On British Airways: “BA have got waterfalls in their head office. The first thing I’d do if I were in charge of BA is turn off the waterfalls. The only time we have waterfalls in the Ryanair office is when the toilet leaks.”

On how to keep employees motivated and happy: “Fear.”

On refunds: “We don’t want to hear your sob stories. What part of ‘no refund’ don’t you understand?”

If you can’t find a low fare on Ryanair: “You’re a moron.”

On charging passengers to use the loo: “One thing we have looked at is maybe putting a coin slot on the toilet door so that people might actually have to spend a pound to spend a penny in the future. If someone wanted to pay £5 to go to the toilet I would carry them myself. I would wipe their bums for a fiver.”

The list is long and full of **%#@@ words but if you want to have a good chuckle go to https://www.telegraph.co.uk/travel/lists/Michael-OLearys-most-memorable-quotes/

My personal favourite ….

On travel agents: “Screw the travel agents. Take the ******* out and shoot them. They are a waste of bloody time. What have they done for passengers over the years?”

Fly and flop

I made Leslie Horton laugh when I first used that expression.

FLY AND FLOP

It is a bit of a British way of making fun of the annual holiday down to Mallorca. Pack up, get on the plane – get to the hotel – and flop for a week. Never mind that rubbish about sight seeing, churches, museums – heck no. Get on the plane – get down to the beach and …. yes that’s right – flop!

Look – there’s nothing wrong with that. After a whole year of working hard, taking the kids to hockey practice, cleaning the house, shoveling the driveway – yeah – hardworking people are quite justified in their desire to get somewhere they don’t have to make beds and cook meals and they can just lie on the beach for a week – even if it is pouring with rain!

Of course it has bred a whole sub-culture of the locals who laugh at the tourists and regard them as a necessary pain in the butt. I understand that. I grew up in Mullion, Cornwall – a pretty village with spectacular beaches. There was always a bit of a panic in the air towards the end of June – the “visitors” were coming. And you could spot them a mile away. Dad would have a hanky on his head and would be enjoying an ice cream cone.

Mom would be struggling down the main street with an oversized beach bag and very burnt arms. We fled to beaches that only the locals knew about and waited there until 4th September when peace in the village was restored and the visitors all went home.

And here we come to the “flop” part – it’s problematical. Finding somewhere to flop that is. Pop your head out of the window of your hotel in the early hours of the morning and I bet you will see people sneaking down there to drop a towel or a book on a couple of chairs to reserve them. The hotels don’t like this and nor do the other guests. But a place to flop is very very important.
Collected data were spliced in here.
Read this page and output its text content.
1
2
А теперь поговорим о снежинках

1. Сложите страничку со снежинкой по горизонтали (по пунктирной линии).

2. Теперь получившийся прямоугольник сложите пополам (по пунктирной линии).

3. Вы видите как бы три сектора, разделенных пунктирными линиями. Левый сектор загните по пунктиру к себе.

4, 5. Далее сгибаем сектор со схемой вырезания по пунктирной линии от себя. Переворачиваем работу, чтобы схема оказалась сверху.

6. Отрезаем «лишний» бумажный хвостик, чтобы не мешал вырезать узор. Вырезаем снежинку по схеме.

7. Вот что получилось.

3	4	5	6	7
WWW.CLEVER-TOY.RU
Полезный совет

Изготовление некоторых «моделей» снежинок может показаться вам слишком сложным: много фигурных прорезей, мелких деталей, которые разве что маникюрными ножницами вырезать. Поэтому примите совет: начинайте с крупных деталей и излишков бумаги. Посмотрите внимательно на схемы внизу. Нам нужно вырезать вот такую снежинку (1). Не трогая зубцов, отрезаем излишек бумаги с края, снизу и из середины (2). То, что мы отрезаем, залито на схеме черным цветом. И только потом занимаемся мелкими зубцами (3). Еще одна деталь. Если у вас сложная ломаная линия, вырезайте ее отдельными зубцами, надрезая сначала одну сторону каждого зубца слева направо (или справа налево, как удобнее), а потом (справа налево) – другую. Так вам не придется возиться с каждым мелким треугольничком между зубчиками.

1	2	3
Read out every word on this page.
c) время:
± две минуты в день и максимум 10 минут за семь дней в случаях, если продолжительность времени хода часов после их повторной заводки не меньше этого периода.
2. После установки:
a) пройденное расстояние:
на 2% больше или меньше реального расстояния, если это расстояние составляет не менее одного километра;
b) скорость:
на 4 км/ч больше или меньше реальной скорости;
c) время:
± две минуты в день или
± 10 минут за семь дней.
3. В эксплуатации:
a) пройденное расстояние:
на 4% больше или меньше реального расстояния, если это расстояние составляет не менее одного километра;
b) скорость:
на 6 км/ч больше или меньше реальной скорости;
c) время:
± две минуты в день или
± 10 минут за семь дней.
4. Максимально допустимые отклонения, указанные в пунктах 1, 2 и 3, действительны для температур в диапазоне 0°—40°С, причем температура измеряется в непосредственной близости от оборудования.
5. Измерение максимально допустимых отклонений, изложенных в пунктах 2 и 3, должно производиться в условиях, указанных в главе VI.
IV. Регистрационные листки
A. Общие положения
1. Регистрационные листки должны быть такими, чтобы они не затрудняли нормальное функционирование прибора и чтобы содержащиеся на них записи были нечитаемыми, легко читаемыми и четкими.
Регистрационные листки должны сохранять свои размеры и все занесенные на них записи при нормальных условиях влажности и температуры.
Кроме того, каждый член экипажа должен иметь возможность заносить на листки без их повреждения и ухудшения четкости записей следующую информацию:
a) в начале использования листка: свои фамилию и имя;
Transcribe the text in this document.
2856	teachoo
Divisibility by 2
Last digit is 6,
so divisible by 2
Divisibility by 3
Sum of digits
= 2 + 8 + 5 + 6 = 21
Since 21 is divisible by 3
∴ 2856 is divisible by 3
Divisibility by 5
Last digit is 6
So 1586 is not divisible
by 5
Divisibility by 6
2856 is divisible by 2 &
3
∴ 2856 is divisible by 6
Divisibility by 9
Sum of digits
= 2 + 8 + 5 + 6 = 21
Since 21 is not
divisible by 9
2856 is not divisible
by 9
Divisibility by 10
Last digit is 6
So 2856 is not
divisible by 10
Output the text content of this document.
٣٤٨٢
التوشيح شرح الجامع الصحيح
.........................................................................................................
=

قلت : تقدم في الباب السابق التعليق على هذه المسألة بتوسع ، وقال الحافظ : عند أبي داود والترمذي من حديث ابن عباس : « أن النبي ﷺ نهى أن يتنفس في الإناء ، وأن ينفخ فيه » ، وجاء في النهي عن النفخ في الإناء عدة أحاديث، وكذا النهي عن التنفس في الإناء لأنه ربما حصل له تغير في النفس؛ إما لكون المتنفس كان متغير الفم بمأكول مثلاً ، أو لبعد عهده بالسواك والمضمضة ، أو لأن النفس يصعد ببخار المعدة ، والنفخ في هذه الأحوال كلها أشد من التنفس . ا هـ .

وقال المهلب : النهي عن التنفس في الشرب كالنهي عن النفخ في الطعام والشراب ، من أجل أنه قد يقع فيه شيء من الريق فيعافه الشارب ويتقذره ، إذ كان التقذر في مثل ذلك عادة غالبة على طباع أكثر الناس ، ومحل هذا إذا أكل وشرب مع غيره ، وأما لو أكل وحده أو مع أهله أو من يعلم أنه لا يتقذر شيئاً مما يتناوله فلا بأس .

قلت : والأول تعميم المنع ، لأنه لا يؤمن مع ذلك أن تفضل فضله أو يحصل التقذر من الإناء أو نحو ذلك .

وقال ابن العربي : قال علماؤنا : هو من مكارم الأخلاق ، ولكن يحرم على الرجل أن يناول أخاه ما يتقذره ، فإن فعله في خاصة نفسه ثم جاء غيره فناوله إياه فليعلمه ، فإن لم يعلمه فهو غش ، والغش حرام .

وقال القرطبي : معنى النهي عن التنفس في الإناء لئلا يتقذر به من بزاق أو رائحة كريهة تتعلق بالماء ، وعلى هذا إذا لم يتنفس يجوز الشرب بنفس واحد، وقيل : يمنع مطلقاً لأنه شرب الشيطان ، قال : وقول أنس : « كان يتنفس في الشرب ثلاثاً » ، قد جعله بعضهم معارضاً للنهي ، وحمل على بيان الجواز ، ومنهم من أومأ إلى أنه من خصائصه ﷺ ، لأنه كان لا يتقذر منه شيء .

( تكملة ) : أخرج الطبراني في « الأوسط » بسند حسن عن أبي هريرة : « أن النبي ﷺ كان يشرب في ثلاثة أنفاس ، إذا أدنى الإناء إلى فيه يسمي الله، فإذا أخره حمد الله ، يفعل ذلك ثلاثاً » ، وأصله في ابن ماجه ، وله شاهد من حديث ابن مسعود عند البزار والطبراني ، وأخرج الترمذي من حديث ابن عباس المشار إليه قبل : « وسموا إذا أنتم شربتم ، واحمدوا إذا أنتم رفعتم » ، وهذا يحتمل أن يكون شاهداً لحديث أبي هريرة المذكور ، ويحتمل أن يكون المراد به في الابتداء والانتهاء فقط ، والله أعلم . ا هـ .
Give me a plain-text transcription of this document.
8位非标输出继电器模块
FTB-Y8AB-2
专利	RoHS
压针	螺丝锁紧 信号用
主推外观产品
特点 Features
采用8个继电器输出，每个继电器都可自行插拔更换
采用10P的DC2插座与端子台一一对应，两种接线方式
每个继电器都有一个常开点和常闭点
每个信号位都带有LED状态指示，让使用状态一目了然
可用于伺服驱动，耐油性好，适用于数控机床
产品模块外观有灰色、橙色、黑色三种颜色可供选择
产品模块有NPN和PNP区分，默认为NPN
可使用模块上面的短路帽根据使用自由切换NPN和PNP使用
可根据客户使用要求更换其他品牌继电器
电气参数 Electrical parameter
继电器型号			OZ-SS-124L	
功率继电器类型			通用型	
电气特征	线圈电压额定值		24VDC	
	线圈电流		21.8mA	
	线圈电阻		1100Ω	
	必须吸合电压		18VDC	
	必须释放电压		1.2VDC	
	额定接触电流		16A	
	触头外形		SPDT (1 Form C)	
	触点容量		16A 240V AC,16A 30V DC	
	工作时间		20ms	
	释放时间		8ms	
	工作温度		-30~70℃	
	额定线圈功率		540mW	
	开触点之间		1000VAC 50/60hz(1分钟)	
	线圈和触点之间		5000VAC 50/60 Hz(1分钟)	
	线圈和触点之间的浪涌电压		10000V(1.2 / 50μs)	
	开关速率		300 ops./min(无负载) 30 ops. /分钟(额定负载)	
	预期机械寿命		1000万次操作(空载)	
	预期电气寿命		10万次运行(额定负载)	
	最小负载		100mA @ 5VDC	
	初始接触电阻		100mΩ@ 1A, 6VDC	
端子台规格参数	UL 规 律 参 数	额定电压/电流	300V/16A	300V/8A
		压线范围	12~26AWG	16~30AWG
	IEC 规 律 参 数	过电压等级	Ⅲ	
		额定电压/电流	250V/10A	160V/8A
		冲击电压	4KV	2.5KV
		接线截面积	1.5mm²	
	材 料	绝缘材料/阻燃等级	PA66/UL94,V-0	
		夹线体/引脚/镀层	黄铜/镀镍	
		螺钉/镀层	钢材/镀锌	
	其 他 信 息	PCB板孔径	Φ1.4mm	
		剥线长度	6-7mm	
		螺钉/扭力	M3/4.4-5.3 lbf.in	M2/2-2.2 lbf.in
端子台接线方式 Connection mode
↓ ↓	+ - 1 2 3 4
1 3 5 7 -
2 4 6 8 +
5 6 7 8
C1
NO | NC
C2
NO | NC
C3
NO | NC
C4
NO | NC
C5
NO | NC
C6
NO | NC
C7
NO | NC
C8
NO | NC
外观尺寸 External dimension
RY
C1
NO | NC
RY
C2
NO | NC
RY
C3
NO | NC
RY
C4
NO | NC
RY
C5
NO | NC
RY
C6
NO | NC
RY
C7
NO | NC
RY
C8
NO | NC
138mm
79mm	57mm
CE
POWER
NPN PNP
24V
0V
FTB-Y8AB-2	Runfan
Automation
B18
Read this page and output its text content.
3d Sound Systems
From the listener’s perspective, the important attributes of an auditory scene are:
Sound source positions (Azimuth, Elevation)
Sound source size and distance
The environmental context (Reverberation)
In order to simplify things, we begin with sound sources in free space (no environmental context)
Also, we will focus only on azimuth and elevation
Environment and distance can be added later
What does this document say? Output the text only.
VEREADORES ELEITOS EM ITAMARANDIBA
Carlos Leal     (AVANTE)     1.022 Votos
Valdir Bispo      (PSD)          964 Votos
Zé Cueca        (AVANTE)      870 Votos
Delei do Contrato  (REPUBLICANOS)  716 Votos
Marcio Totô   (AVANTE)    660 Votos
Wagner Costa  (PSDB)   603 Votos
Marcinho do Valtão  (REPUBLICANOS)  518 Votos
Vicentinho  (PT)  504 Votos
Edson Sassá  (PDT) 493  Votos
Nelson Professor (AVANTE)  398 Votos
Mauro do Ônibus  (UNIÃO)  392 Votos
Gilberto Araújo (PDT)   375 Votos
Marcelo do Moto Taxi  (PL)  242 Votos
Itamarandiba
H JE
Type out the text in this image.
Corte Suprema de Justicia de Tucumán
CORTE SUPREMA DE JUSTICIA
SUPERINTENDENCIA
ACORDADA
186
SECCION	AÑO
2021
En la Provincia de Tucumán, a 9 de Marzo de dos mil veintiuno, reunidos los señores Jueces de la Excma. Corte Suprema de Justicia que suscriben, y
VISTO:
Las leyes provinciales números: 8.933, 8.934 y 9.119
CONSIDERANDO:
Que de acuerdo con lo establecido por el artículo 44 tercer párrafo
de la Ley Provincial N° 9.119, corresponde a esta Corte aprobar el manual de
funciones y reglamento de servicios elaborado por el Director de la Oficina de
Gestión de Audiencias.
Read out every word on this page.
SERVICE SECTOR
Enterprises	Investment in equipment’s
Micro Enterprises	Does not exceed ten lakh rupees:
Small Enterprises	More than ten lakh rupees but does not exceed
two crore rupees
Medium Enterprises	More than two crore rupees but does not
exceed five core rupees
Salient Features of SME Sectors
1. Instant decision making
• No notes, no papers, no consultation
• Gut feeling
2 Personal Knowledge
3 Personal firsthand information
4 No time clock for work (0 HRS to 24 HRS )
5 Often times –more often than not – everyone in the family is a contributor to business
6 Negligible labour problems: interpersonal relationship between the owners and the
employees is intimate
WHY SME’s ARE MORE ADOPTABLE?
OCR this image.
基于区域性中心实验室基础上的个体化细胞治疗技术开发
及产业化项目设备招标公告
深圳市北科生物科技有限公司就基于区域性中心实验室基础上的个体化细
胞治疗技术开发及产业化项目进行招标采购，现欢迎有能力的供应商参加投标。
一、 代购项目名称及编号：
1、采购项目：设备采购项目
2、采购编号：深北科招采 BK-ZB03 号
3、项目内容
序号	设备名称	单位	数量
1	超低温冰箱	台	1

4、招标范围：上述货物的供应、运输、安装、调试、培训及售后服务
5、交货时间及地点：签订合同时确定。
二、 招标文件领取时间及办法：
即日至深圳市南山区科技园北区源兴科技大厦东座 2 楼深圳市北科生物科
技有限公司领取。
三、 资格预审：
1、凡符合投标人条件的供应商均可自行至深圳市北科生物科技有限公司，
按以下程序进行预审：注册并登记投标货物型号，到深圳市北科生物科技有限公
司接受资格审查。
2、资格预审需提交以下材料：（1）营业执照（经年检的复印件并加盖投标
The strange thing is that the all inclusive hotels these days have so many activities on the go you would be hard pressed to spend the whole time flopped in your chair. What with aqua aerobics in the morning and karaoke in the afternoon round the pool and name that tune in the evening. (Can I run away now???)

So if lying on the beach all day is your thing – Go for it! I say. You worked hard. You deserve it. It is your holiday and you should spend it how YOU want to spend it and forget about any criticisms. Just remember the suntan lotion and don’t fall asleep in the sun.

The final word is from Jokesoftheday.net. It says it all…..

A guy fell asleep on the beach…
A guy fell asleep on the beach for several hours and got horrible sunburn, specifically to his upper legs. He went to the hospital, and was promptly admitted after being diagnosed with second-degree burns. With his skin already starting to blister, and the severe pain he was in, the doctor prescribed continuous intravenous feeding with saline, electrolytes, a sedative, and a Viagra pill every four hours. 
The nurse, who was rather astounded, asked, “What good will Viagra do for him, Doctor?” 
The doctor replied, “It won’t do anything for his condition, but it’ll keep the sheets off his legs.”